Dossier su Bisignani a Milano. Ma i pm non vedono la loggia

MilanoIn principio fu Napoli. Poi venne Roma. E ora tocca a Milano. Luigi Bisignani, il grande manovratore al centro dell’inchiesta sulla cosiddetta P4, finisce nel mirino della procura del capoluogo lombardo. Ma - almeno per il momento - la grande rete di relazioni borderline che ruotava attorno al faccendiere non sembra interessare ai magistrati. Piuttosto, qui si parla di soldi. Movimenti di denaro sospetti su cui gli inquirenti intendono fare degli accertamenti. Insomma, le toghe milanesi procedono con cautela, lontani dall’enorme affresco di malaffare tratteggiato dai colleghi napoletani nelle decine di migliaia di pagine depositate, e dal clamore che queste hanno prodotto.
Che i pm milanesi scelgano la prudenza si capisce anche dalla decisione del titolare dell’inchiesta - il pubblico ministero Roberto Pellicano - di aprire un fascicolo a «modello 45». Ovvero, a carico di ignoti e ancora senza ipotesi di reato. Oggetto di questo nuovo filone di indagine sarebbe una singola operazione finanziaria messa in piedi da Bisignani nel corso del 2010, e segnalata dall’Uif, l’Unità di informazione della Banca d’Italia. In pratica, la struttura di via Nazionale che si occupa di prevenire e contrastare il fenomeno del riciclaggio attraverso l’analisi dei flussi di denaro sospetti segnalati dagli intermediari finanziari.
Bisignani, dunque, potrebbe essere al centro di una partita di giro su cui il pm Pellicano - che lavora nel pool del procuratore aggiunto Francesco Greco, a capo del dipartimento per i reati economici - farà degli approfondimenti. Lo stesso Greco, un paio di settimane fa, aveva ricevuto una parte del materiale investigativo dal pm napoletano Henry John Woodcock, salvo poi frenare la corsa di chi già immaginava una nuova Mani Pulite. Pragmatico, si era limitato a un «vedremo le carte». Ora le carte ci sono ma - almeno per ora - non sembrano infiammare gli investigatori.

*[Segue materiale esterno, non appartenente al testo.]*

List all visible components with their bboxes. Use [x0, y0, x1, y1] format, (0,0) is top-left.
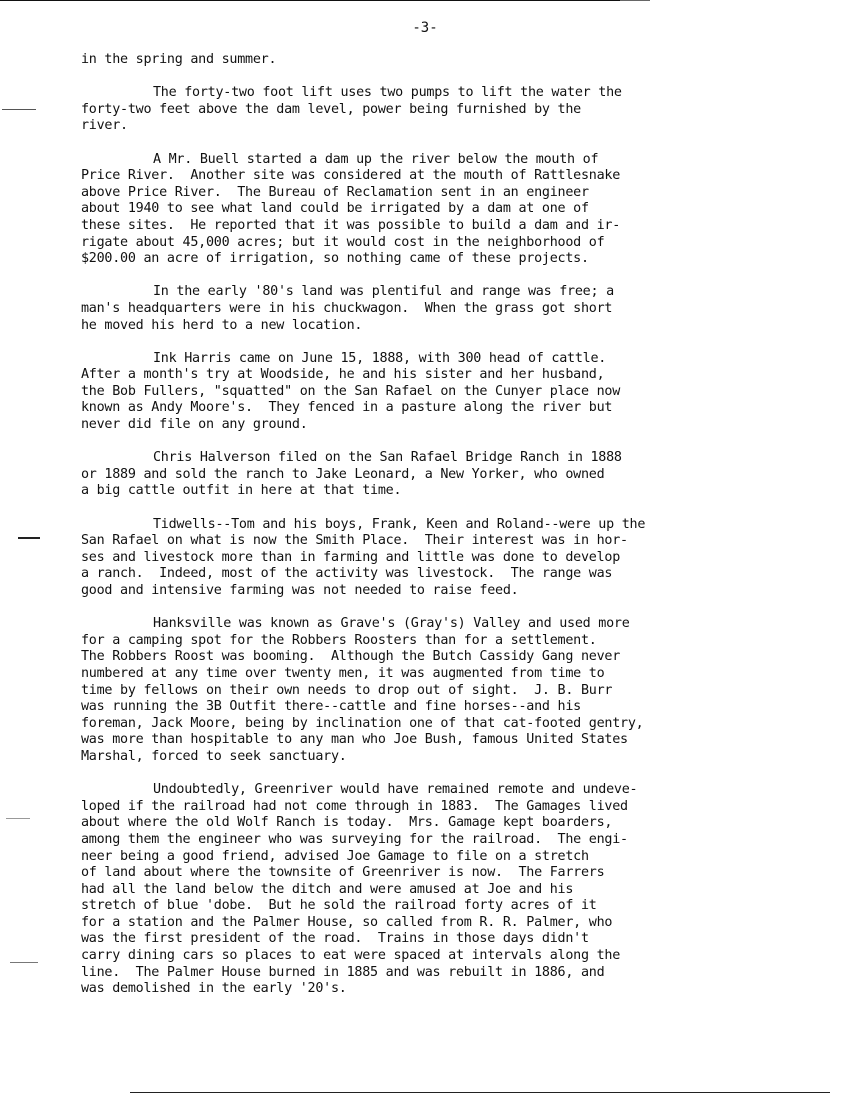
paragraph: A Mr. Buell started a dam up the river b… — [81, 152, 801, 268]
paragraph: Hanksville was known as Grave's (Gray's)… — [81, 616, 801, 765]
text-line: these sites. He reported that it was pos… — [81, 218, 801, 235]
text-line: Ink Harris came on June 15, 1888, with 3… — [81, 351, 801, 368]
margin-mark — [10, 962, 38, 963]
text-line: loped if the railroad had not come throu… — [81, 799, 801, 816]
text-line: was the first president of the road. Tra… — [81, 931, 801, 948]
text-line: about where the old Wolf Ranch is today.… — [81, 815, 801, 832]
page-number: -3- — [0, 20, 850, 36]
text-line: had all the land below the ditch and wer… — [81, 882, 801, 899]
text-line: rigate about 45,000 acres; but it would … — [81, 235, 801, 252]
text-line: in the spring and summer. — [81, 52, 801, 69]
text-line: man's headquarters were in his chuckwago… — [81, 301, 801, 318]
text-line: Undoubtedly, Greenriver would have remai… — [81, 782, 801, 799]
text-line: forty-two feet above the dam level, powe… — [81, 102, 801, 119]
text-line: numbered at any time over twenty men, it… — [81, 666, 801, 683]
text-line: Tidwells--Tom and his boys, Frank, Keen … — [81, 517, 801, 534]
paragraph: Ink Harris came on June 15, 1888, with 3… — [81, 351, 801, 434]
margin-mark — [18, 537, 40, 539]
text-line: neer being a good friend, advised Joe Ga… — [81, 849, 801, 866]
scan-edge-top-rule-fragment — [620, 0, 650, 1]
paragraph: The forty-two foot lift uses two pumps t… — [81, 85, 801, 135]
paragraph: Chris Halverson filed on the San Rafael … — [81, 450, 801, 500]
text-line: or 1889 and sold the ranch to Jake Leona… — [81, 467, 801, 484]
text-line: for a station and the Palmer House, so c… — [81, 915, 801, 932]
text-line: Hanksville was known as Grave's (Gray's)… — [81, 616, 801, 633]
text-line: San Rafael on what is now the Smith Plac… — [81, 533, 801, 550]
scan-edge-bottom-rule — [130, 1092, 830, 1093]
text-line: $200.00 an acre of irrigation, so nothin… — [81, 251, 801, 268]
paragraph: In the early '80's land was plentiful an… — [81, 284, 801, 334]
margin-mark — [2, 109, 36, 110]
text-line: for a camping spot for the Robbers Roost… — [81, 633, 801, 650]
text-line: river. — [81, 118, 801, 135]
text-line: among them the engineer who was surveyin… — [81, 832, 801, 849]
text-line: the Bob Fullers, "squatted" on the San R… — [81, 384, 801, 401]
text-line: The forty-two foot lift uses two pumps t… — [81, 85, 801, 102]
text-line: Chris Halverson filed on the San Rafael … — [81, 450, 801, 467]
text-line: never did file on any ground. — [81, 417, 801, 434]
text-line: good and intensive farming was not neede… — [81, 583, 801, 600]
text-line: of land about where the townsite of Gree… — [81, 865, 801, 882]
text-line: above Price River. The Bureau of Reclama… — [81, 185, 801, 202]
text-line: In the early '80's land was plentiful an… — [81, 284, 801, 301]
text-line: known as Andy Moore's. They fenced in a … — [81, 400, 801, 417]
paragraph: Tidwells--Tom and his boys, Frank, Keen … — [81, 517, 801, 600]
text-line: was more than hospitable to any man who … — [81, 732, 801, 749]
text-line: carry dining cars so places to eat were … — [81, 948, 801, 965]
text-line: Price River. Another site was considered… — [81, 168, 801, 185]
text-line: time by fellows on their own needs to dr… — [81, 683, 801, 700]
document-body: in the spring and summer.The forty-two f… — [81, 52, 801, 1014]
text-line: foreman, Jack Moore, being by inclinatio… — [81, 716, 801, 733]
text-line: Marshal, forced to seek sanctuary. — [81, 749, 801, 766]
scan-edge-top-rule — [0, 0, 620, 1]
paragraph: Undoubtedly, Greenriver would have remai… — [81, 782, 801, 998]
text-line: about 1940 to see what land could be irr… — [81, 201, 801, 218]
text-line: was demolished in the early '20's. — [81, 981, 801, 998]
text-line: was running the 3B Outfit there--cattle … — [81, 699, 801, 716]
text-line: line. The Palmer House burned in 1885 an… — [81, 965, 801, 982]
text-line: After a month's try at Woodside, he and … — [81, 367, 801, 384]
margin-mark — [6, 818, 30, 819]
text-line: stretch of blue 'dobe. But he sold the r… — [81, 898, 801, 915]
text-line: he moved his herd to a new location. — [81, 318, 801, 335]
text-line: ses and livestock more than in farming a… — [81, 550, 801, 567]
text-line: The Robbers Roost was booming. Although … — [81, 649, 801, 666]
text-line: A Mr. Buell started a dam up the river b… — [81, 152, 801, 169]
text-line: a big cattle outfit in here at that time… — [81, 483, 801, 500]
text-line: a ranch. Indeed, most of the activity wa… — [81, 566, 801, 583]
paragraph: in the spring and summer. — [81, 52, 801, 69]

Il dossier milanese su Bisignani, infatti, non avrebbe nulla a che fare con la rete di potere e pressioni ipotizzata dalla Procura di Napoli. Certo, nel corso delle indagini dei pm partenopei erano emersi i rapporti fra Alfonso Papa (il parlamentare del Pdl su cui pende una richiesta di autorizzazione all’arresto ferma alla Camera) e l’immobiliarista Vittorio Casale (finito in manette alcuni giorni fa con l’accusa di bancarotta fraudolenta, proprio in un’inchiesta del pubblico ministero di Milano Luigi Orsi), così come gli affari sospetti tra Bisignani e Gianluca Di Nardo, finanziere italiano residente in Svizzera e già finito nel mirino dell’authority americana Sec con un’accusa di insider trading. O ancora, le molteplici conversazioni con alcuni manager di spicco italiani che tiravano in ballo alcune fra le più importati aziende di Stato. Ma a Milano, per ora, la linea è quella del basso profilo.
Ancora lontana, dunque, la «tempesta giudiziaria» e la «valanga degna della P2 e di Mani pulite» di cui solo cinque giorni fa aveva parlato il settimanale l’Espresso, che pure nell’edizione on-line aveva anticipato l’apertura del fascicolo ora sulla scrivania del pm Pellicano.

Perché per ora l’indagine ruota attorno a una sola operazione finanziaria, e si tiene alla larga dalla P4. Ma trattandosi di denaro, c’è una pista da seguire. Una pista più concreta e in mano a pm più concreti. Napoli è lontana.